Roméopathie
présente la nouvelle n°3 :
Amélie ou comment s'en débarrasser
ou
Annélie ou comment s'en débarrasser
« Beau
doux ami, si est de nous :
Ni
vous sans moi, ni moi sans vous. »
Il
avait tout essayé pour l’enlever, par la force, par la douceur, mais en vain.
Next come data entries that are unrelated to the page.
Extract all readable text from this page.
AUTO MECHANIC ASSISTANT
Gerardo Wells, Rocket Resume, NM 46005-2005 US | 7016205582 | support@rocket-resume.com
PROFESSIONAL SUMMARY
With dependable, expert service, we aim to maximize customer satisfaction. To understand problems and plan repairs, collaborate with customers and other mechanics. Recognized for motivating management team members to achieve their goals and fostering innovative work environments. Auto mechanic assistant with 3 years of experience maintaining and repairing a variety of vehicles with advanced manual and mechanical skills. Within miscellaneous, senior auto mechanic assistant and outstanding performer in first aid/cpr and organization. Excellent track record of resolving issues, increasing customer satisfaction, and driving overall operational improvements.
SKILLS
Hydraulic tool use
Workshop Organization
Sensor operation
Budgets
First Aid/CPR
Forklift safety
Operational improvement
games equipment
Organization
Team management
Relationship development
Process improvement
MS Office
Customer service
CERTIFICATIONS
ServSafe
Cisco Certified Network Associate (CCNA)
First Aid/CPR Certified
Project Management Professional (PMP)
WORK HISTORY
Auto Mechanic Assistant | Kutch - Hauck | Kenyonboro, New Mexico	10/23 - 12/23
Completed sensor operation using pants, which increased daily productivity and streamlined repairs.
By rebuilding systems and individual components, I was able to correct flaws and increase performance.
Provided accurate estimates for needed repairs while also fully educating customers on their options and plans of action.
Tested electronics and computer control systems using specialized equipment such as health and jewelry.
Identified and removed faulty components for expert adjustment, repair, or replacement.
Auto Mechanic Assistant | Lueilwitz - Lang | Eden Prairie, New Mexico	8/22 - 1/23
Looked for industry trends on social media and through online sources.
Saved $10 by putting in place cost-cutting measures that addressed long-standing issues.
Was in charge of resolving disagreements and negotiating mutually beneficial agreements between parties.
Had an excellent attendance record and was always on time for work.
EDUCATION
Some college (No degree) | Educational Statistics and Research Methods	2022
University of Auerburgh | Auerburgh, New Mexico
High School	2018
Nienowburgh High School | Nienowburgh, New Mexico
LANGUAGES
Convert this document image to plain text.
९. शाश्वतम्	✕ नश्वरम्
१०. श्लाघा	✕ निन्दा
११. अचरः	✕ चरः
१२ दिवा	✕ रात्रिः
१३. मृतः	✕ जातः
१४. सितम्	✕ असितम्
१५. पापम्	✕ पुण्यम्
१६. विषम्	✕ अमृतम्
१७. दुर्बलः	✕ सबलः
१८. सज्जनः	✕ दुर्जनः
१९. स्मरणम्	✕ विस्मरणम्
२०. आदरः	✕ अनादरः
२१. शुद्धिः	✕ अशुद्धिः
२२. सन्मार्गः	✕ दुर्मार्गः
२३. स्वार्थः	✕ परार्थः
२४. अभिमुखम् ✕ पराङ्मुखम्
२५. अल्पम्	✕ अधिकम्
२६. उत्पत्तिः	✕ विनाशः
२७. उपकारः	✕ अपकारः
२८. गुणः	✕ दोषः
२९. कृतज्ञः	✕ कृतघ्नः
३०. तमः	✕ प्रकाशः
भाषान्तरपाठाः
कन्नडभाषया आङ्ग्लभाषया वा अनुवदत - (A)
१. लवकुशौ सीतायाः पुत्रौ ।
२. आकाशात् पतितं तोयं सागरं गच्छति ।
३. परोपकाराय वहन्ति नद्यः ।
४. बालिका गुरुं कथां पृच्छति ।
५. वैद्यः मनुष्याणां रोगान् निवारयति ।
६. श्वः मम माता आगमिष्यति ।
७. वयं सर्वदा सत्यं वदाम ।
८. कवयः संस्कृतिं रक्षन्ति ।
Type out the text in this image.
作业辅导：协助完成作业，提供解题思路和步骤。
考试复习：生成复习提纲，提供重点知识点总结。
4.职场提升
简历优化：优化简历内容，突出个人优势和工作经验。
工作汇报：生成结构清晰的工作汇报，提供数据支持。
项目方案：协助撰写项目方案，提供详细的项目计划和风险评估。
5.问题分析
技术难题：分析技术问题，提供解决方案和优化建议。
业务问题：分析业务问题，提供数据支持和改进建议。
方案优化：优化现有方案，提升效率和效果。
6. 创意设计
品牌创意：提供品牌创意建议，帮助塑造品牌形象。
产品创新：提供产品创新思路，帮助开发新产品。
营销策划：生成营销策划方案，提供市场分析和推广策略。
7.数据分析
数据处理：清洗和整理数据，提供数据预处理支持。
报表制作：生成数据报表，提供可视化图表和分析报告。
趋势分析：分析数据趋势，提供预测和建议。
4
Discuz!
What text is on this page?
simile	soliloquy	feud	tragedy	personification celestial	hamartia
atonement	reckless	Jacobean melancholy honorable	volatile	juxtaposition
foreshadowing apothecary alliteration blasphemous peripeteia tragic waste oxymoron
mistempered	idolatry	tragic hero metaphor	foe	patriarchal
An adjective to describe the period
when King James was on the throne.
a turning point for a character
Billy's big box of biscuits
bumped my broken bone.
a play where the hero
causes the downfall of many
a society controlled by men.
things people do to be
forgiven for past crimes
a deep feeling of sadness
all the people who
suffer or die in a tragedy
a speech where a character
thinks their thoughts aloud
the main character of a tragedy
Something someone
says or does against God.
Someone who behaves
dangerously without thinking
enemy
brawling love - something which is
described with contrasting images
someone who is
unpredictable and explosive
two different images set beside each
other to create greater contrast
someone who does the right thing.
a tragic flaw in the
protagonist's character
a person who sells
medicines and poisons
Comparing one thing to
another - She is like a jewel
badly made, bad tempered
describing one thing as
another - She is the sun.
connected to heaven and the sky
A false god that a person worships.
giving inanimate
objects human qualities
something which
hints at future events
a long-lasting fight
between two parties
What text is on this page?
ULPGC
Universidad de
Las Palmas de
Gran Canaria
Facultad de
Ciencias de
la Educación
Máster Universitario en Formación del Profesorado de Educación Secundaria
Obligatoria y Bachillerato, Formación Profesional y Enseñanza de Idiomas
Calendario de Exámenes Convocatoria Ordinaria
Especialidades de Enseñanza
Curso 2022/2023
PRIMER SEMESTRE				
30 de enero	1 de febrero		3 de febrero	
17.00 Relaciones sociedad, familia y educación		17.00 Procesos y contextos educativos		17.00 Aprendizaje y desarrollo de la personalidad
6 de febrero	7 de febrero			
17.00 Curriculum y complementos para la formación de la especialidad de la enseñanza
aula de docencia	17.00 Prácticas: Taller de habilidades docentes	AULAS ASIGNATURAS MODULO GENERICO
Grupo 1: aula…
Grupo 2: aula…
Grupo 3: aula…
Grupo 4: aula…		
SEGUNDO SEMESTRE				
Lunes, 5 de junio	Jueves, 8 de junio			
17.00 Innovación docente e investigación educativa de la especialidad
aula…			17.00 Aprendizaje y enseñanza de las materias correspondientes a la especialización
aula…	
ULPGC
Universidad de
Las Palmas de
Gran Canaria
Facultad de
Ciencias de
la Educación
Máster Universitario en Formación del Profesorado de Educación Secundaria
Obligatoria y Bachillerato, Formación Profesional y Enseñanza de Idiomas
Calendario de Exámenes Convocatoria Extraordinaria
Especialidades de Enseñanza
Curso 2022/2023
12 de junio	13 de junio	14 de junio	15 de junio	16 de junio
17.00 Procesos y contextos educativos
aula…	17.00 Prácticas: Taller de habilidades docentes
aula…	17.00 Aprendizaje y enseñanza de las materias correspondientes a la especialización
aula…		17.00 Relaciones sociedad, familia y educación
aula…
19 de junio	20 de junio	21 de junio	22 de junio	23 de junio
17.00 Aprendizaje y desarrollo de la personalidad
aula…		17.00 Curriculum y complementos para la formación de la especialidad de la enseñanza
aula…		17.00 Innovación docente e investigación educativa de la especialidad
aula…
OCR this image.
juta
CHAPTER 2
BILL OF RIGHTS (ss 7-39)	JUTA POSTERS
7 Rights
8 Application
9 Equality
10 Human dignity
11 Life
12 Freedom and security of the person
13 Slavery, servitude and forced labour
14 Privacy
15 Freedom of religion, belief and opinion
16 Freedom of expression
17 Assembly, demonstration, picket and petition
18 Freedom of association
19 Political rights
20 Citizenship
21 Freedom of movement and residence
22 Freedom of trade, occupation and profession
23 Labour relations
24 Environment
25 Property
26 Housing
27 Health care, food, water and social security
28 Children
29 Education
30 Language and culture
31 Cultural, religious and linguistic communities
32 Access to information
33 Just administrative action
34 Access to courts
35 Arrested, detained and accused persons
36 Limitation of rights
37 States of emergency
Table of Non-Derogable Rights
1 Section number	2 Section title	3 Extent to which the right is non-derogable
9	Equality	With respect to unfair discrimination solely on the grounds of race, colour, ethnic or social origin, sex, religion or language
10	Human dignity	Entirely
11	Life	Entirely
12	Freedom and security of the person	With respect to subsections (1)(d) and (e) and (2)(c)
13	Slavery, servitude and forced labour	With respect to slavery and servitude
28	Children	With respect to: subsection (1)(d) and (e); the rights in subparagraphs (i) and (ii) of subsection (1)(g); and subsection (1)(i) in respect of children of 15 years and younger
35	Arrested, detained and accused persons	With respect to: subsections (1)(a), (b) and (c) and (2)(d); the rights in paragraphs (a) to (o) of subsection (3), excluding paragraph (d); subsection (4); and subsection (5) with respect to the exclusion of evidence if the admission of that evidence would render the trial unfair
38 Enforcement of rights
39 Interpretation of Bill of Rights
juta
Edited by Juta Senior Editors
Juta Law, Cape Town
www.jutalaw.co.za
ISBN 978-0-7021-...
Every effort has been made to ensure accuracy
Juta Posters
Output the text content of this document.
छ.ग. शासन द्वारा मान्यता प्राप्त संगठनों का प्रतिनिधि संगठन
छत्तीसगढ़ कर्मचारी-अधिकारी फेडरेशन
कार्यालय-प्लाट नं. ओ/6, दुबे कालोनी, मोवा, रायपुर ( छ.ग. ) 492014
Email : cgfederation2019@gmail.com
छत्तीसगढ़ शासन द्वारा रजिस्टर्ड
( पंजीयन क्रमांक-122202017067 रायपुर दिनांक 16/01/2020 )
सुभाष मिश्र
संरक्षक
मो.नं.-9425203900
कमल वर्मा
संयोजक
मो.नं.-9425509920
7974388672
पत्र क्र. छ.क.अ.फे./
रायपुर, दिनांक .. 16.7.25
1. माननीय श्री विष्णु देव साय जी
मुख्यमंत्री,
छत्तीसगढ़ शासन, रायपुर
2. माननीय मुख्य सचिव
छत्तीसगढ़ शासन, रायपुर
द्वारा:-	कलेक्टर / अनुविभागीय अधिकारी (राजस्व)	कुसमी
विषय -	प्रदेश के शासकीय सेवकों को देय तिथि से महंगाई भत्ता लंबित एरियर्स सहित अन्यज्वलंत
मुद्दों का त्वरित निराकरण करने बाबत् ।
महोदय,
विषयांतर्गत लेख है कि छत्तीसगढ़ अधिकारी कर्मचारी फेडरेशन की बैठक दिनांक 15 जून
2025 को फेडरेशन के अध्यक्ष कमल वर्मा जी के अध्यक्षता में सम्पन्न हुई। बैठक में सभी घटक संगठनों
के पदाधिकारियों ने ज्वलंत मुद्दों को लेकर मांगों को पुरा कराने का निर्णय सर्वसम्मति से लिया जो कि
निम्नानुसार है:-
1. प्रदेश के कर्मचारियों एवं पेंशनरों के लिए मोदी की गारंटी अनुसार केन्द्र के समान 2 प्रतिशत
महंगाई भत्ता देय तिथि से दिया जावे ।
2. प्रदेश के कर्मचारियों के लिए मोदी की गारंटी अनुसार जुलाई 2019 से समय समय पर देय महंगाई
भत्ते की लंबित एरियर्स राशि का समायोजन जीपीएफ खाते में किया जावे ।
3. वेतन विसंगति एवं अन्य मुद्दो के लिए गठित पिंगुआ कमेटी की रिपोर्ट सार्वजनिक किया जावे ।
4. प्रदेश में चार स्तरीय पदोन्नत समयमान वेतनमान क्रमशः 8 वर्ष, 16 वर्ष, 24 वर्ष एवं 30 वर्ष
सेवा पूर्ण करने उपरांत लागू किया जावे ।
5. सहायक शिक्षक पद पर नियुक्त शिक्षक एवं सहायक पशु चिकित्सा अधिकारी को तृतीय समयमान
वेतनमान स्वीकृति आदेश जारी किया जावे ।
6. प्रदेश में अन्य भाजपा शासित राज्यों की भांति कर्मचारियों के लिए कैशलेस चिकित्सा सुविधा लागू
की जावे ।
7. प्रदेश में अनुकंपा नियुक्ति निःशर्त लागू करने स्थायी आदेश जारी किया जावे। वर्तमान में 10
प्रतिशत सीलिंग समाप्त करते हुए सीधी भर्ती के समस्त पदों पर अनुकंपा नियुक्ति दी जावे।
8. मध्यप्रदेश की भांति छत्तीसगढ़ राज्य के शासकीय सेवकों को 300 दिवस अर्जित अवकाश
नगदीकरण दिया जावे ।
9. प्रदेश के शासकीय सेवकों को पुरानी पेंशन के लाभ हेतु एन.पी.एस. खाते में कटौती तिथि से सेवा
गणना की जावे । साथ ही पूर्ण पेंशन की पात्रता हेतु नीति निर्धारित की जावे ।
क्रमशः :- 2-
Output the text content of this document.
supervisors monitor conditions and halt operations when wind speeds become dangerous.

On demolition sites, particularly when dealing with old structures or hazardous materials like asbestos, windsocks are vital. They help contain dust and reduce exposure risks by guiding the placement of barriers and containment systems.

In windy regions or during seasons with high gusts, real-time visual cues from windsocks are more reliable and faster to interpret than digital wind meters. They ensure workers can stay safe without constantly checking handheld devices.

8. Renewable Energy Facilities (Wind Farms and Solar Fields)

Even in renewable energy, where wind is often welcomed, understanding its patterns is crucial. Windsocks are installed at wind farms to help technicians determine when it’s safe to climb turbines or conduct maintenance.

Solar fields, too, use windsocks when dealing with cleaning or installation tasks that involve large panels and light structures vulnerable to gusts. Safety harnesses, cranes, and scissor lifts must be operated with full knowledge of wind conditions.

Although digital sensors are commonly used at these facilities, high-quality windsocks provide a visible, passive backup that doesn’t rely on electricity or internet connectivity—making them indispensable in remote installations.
Elle résistait, indifférente, à ses prières ; elle lui retournait, ironique,
ses menaces ; et pire encore, elle semblait parfois, sûre de son pouvoir,
avoir un peu pitié de lui : elle se faisait oublier, et puis, de nouveau,
elle était là, brûlante, cuisante même, comme au temps où elle était
pendue à son cou.
Il
lui avait juré un jour de ne jamais l’oublier.
Ne
jure pas, ça te porterait malheur. Il faut oublier pour vivre.
Et
toi, tu m ‘oublieras… ?
Ce
qu’il faudra.
A
cette époque-là, ils se parlaient encore, par le papier.
Et
puis, sa main droite était devenue si lourde qu’il avait cassé sa plume de
verre, qu’il n’osait plus caresser une joue d’enfant, un ventre de chatte,
une épaule de femme. Il l’avait maudite, il avait pour la première fois écouté
les « je te l’avais bien dit » et les « avec le temps, tout
s’en va », mais le temps passait, il s’affaiblissait (« Tu as
maigri » soutenait sa mère), et toujours elle collait à sa chair et lui
dévorait le cœur.
Il
s’enferma, il voyagea, il chercha la sagesse et il chercha l’ivresse.
Mais
une nuit qu’il errait sur les bords du Gange, il la retrouva sur sa peau, plus
attachante que jamais, et se sentit mourir.
Il
fallait la quitter…
Personne
ne comprit jamais pourquoi cet homme s’était jeté dans le brasier où se
consumait une veuve. Il y avait dans le monde tant de folie et tant de mort
qu’on n’en aurait même pas parlé si on n’avait trouvé dans les cendres
un anneau d’or rose qui, inexplicablement, n’avait pas fondu, et où se
voyait encore une inscription en caractères occidentaux.
Un enfant recueillit la bague et alla la donner à une vieille religieuse française, qui, sans lire les vers, la déposa sur l’autel de Notre-dame, — où elle doit être encore.